TheySay, Oxford, Corpora linguistics, big data New software being developed at Oxford University may be able to instantly measure the emotions and reactions of large populations by evaluating the words we use on the internet. Investors seem to think this idea will pay off.

So, why do we care? Well, this software, called TheySay, uses something called corpora linguistics, which basically means taking a whole bunch of text (whether Dickens’ novels or Facebook posts) and analyzing what the words mean in relation to each other. This technology may be used to analyze language on an unprecedented scale. For example, one could gather all the public tweets on Twitter in a given month and use text-based analysis to measure the general sentiment of that time period. A group of mathematicians used a variation of this approach on a language-wide scale. Learn more here.

Consider how a tool like this could work like a heart monitor that measures your pulse, but instead of faster and slower, it would measure happier or sadder. As the mood changes, it can be correlated to a public event, like an election, the Super Bowl or the Grammys.

Last week, Steve Lohr at the New York Times discussed the growing amount and usefulness of immense collections of raw data. As he put it, “…the computer tools for gleaning knowledge and insights from the Internet era’s vast trove of unstructured data are fast gaining ground. At the forefront are the rapidly advancing techniques of artificial intelligence like natural-language processing, pattern recognition and machine learning.” Companies hope to use these developing technologies to predict and measure public health outbreaks or fluctuations in the housing market, among other applications.

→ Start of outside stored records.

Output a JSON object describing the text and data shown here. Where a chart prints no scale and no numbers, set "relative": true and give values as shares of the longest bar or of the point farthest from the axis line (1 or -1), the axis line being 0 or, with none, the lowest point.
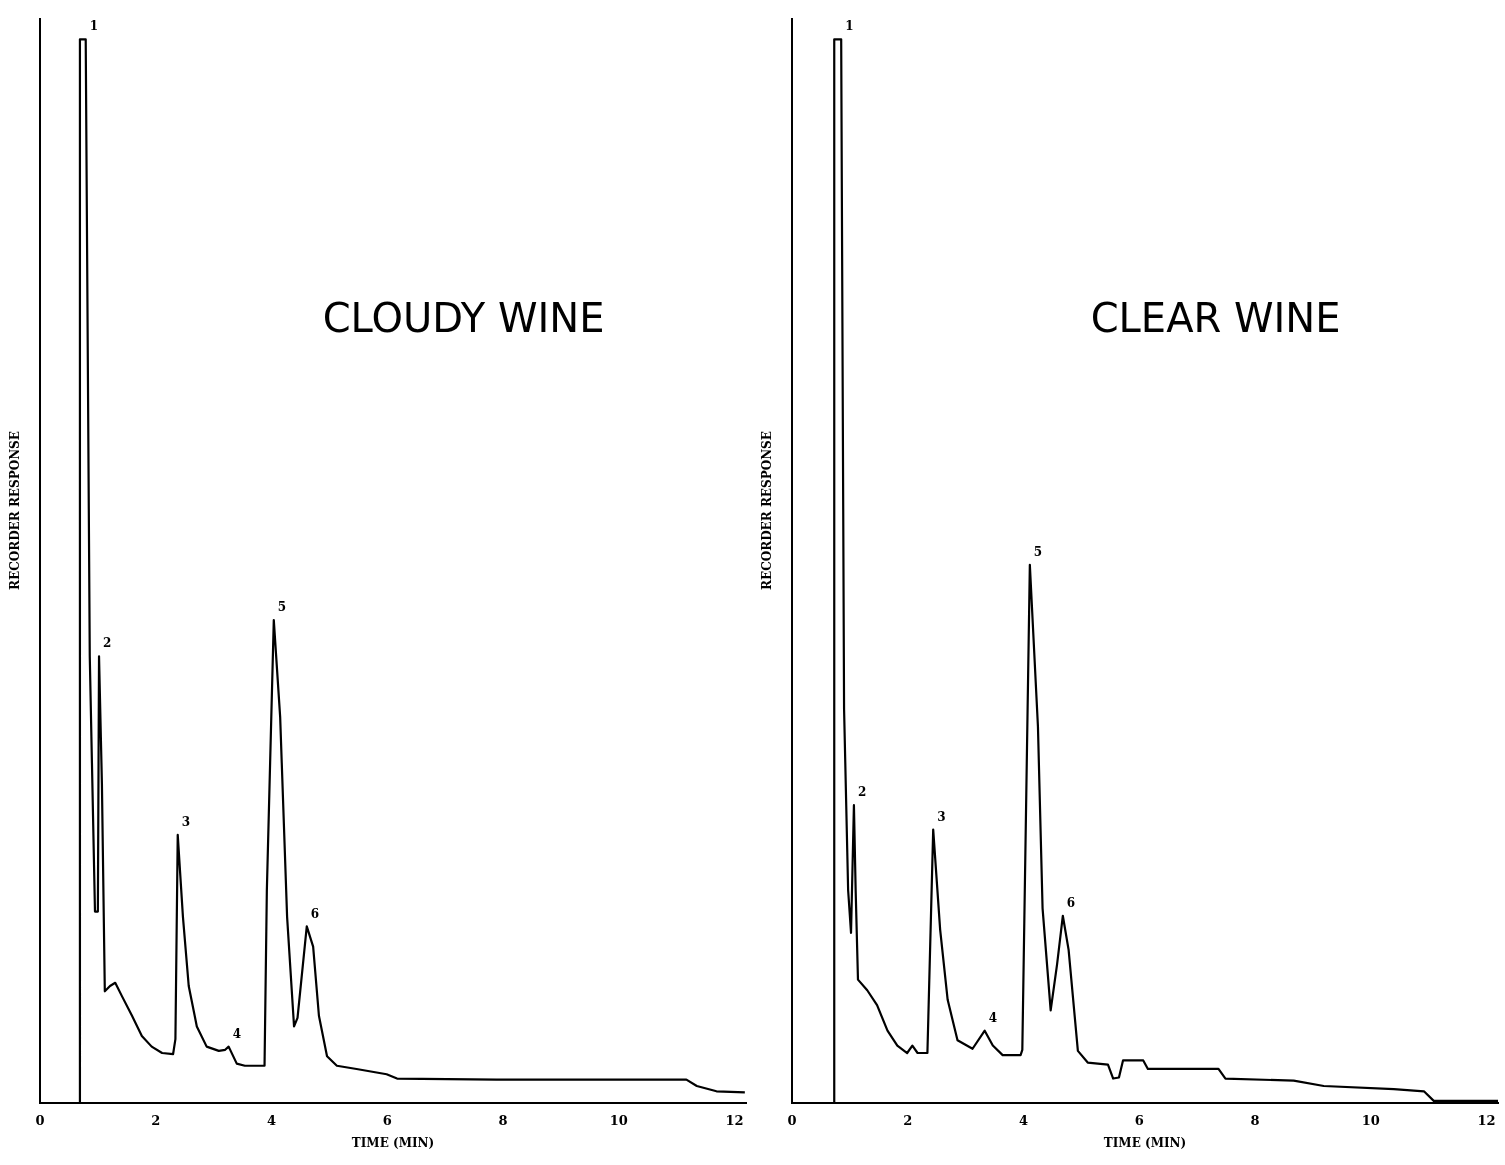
{
  "chart_data": [
    {
      "type": "line",
      "title": "CLOUDY WINE",
      "xlabel": "TIME (MIN)",
      "ylabel": "RECORDER RESPONSE",
      "relative": true,
      "grid": false,
      "marker": "none",
      "line_style": "solid",
      "xlim": [
        0,
        12.2
      ],
      "xticks": [
        0,
        2,
        4,
        6,
        8,
        10,
        12
      ],
      "x": [
        0.69,
        0.69,
        0.79,
        0.86,
        0.95,
        1.0,
        1.02,
        1.07,
        1.12,
        1.21,
        1.3,
        1.42,
        1.59,
        1.76,
        1.93,
        2.11,
        2.3,
        2.34,
        2.38,
        2.47,
        2.57,
        2.71,
        2.88,
        3.09,
        3.2,
        3.26,
        3.33,
        3.4,
        3.54,
        3.85,
        3.88,
        3.92,
        4.04,
        4.15,
        4.27,
        4.39,
        4.45,
        4.61,
        4.72,
        4.82,
        4.96,
        5.13,
        5.47,
        5.99,
        6.17,
        7.89,
        11.17,
        11.35,
        11.69,
        12.18
      ],
      "series": [
        {
          "color": "#000000",
          "values": [
            0,
            1.0,
            1.0,
            0.42,
            0.18,
            0.18,
            0.42,
            0.3,
            0.105,
            0.11,
            0.113,
            0.1,
            0.082,
            0.063,
            0.053,
            0.047,
            0.046,
            0.06,
            0.252,
            0.175,
            0.11,
            0.072,
            0.053,
            0.049,
            0.05,
            0.053,
            0.045,
            0.037,
            0.035,
            0.035,
            0.035,
            0.2,
            0.454,
            0.363,
            0.175,
            0.072,
            0.08,
            0.166,
            0.147,
            0.082,
            0.044,
            0.035,
            0.032,
            0.027,
            0.023,
            0.022,
            0.022,
            0.016,
            0.011,
            0.01
          ]
        }
      ],
      "annotations": [
        {
          "text": "1",
          "x": 0.79,
          "y": 1.0
        },
        {
          "text": "2",
          "x": 1.02,
          "y": 0.42
        },
        {
          "text": "3",
          "x": 2.38,
          "y": 0.252
        },
        {
          "text": "4",
          "x": 3.26,
          "y": 0.053
        },
        {
          "text": "5",
          "x": 4.04,
          "y": 0.454
        },
        {
          "text": "6",
          "x": 4.61,
          "y": 0.166
        }
      ]
    },
    {
      "type": "line",
      "title": "CLEAR WINE",
      "xlabel": "TIME (MIN)",
      "ylabel": "RECORDER RESPONSE",
      "relative": true,
      "grid": false,
      "marker": "none",
      "line_style": "solid",
      "xlim": [
        0,
        12.2
      ],
      "xticks": [
        0,
        2,
        4,
        6,
        8,
        10,
        12
      ],
      "x": [
        0.73,
        0.73,
        0.85,
        0.9,
        0.97,
        1.02,
        1.07,
        1.1,
        1.14,
        1.3,
        1.47,
        1.65,
        1.82,
        1.99,
        2.08,
        2.17,
        2.34,
        2.44,
        2.56,
        2.69,
        2.86,
        3.12,
        3.33,
        3.47,
        3.64,
        3.95,
        3.98,
        4.11,
        4.25,
        4.33,
        4.47,
        4.58,
        4.68,
        4.78,
        4.94,
        5.11,
        5.46,
        5.55,
        5.65,
        5.72,
        6.07,
        6.15,
        7.37,
        7.49,
        8.67,
        9.19,
        10.4,
        10.92,
        11.09,
        12.2
      ],
      "series": [
        {
          "color": "#000000",
          "values": [
            0,
            1.0,
            1.0,
            0.37,
            0.2,
            0.16,
            0.28,
            0.2,
            0.116,
            0.106,
            0.092,
            0.068,
            0.054,
            0.047,
            0.054,
            0.047,
            0.047,
            0.257,
            0.163,
            0.097,
            0.059,
            0.051,
            0.068,
            0.054,
            0.045,
            0.045,
            0.05,
            0.506,
            0.354,
            0.183,
            0.087,
            0.13,
            0.176,
            0.144,
            0.049,
            0.038,
            0.036,
            0.023,
            0.024,
            0.04,
            0.04,
            0.032,
            0.032,
            0.023,
            0.021,
            0.016,
            0.013,
            0.011,
            0.002,
            0.002
          ]
        }
      ],
      "annotations": [
        {
          "text": "1",
          "x": 0.85,
          "y": 1.0
        },
        {
          "text": "2",
          "x": 1.07,
          "y": 0.28
        },
        {
          "text": "3",
          "x": 2.44,
          "y": 0.257
        },
        {
          "text": "4",
          "x": 3.33,
          "y": 0.068
        },
        {
          "text": "5",
          "x": 4.11,
          "y": 0.506
        },
        {
          "text": "6",
          "x": 4.68,
          "y": 0.176
        }
      ]
    }
  ]
}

TheySay wants to measure perception of a particular product or company to help businesses measure their reputations based on the immediate feedback that language analysis provides. As one of the professors behind the program told The Engineer: “We have a very large database of words annotated by hand along several dimensions for the emotional meaning they carry, and we also evaluate the grammatical context in which these words occur, taking account of the effects of negation and other constructs that change meaning. A word such as ‘progress’ is generally perceived as positive, but not when it is in a context such as ‘fail to progress’, or ‘little progress’.” Pretty cool, huh?

Do you think this software will be able to interpret human language?